Ok, so this isn't exactly what awaits me unless the ocean show up in my backyard within the next 72 hours. However, that doesn't mean that I am not very, super-duper, incredibly, totally, a lot, majorly, really, looking forward to our first vacation in 3 years!!!! And while we're not actually going anywhere, we still have a list of items a mile long that we'd like to do, including plenty of eating, drinking, and relaxing. Should be really good for my recent diet, but oh well. Sacrifices will just have to be made!

Saturday, July 23, 2011

Visiting NJ



Since moving to PA seven months ago, I've only been back to NJ twice and both of those trips were within the first month of moving. To be honest, I haven't had any desire to go back. I may have called Monmouth County home for almost 15 years, but I was ready to leave. I'd had enough of the traffic, the craziness, and the attitudes of people in general. I longed for the quieter, simpler life I had grown up with. Thankfully, Andy wanted the same.

However, there are things that I miss, and I knew I would. Mostly people, a restaurant or two, and my favorite outdoor shopping area. Yesterday, I ended up back in the old stomping grounds, spending the day in Ocean Grove at the beach and walking around. Course stepping out of the car into a heat index of 115 made me wonder how crazy I really was to be outdoors, but I had taken the day off at the last minute to come visit with Robyn and her sisters. Robyn was one of the first people I met when I moved to NJ and she has been a true friend - through good and bad, never judging, just supporting. Driving back, listing to DMB I couldn't help but remember all the wonderful times our crazy group of friends had during our 20s. To say I was waxing nostalgic would've been an understatement.

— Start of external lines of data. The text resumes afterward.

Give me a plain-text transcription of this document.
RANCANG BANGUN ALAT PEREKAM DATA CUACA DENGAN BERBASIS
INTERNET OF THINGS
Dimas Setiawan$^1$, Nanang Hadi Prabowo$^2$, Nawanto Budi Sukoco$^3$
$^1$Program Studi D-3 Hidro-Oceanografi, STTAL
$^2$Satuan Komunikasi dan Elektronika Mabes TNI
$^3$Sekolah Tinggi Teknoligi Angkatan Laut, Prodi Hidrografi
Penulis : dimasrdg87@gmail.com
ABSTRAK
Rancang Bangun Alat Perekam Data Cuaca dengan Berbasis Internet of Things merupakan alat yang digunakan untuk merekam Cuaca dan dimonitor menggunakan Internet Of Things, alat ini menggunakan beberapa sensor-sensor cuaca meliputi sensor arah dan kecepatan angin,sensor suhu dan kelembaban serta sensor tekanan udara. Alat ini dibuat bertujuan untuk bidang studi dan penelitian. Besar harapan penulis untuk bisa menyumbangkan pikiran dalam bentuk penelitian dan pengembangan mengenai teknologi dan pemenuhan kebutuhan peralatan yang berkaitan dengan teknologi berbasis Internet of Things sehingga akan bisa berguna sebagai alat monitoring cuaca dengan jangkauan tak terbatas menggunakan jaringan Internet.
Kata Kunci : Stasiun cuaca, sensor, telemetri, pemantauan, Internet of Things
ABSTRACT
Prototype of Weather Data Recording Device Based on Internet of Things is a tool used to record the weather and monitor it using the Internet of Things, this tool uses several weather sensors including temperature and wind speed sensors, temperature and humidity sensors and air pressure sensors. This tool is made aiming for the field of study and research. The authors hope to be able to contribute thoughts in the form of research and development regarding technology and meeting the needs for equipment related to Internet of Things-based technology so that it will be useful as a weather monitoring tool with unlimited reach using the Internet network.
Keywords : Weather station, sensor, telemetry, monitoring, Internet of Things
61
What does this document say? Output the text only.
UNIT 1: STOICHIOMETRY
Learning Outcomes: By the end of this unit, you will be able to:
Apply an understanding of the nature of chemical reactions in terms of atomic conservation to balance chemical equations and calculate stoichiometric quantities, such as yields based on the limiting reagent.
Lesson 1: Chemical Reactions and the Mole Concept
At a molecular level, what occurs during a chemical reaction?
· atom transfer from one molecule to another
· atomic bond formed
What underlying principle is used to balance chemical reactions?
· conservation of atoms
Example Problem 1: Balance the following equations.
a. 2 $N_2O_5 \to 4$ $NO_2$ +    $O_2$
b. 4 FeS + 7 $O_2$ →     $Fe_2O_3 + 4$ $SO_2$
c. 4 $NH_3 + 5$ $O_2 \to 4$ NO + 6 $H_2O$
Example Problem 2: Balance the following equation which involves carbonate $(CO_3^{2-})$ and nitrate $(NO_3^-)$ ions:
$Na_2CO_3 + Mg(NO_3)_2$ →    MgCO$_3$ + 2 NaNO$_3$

As I left Robyn's house last night, I took a minor detour past the old house, the roads I drove daily, and the stores I always visited. It was a very strange feeling and I'm not sure I could put my finger on it. Something so comfortable, familiar, and almost a part of me and yet not. These roads that my car knew almost by heart and yet I was just passing by, not stopping, not a part of it anymore. I actually kind of missed it all - something that I never thought would've been possible.

Maybe, even though I hate to admit it, there's a tiny bit of Jersey girl in me after all????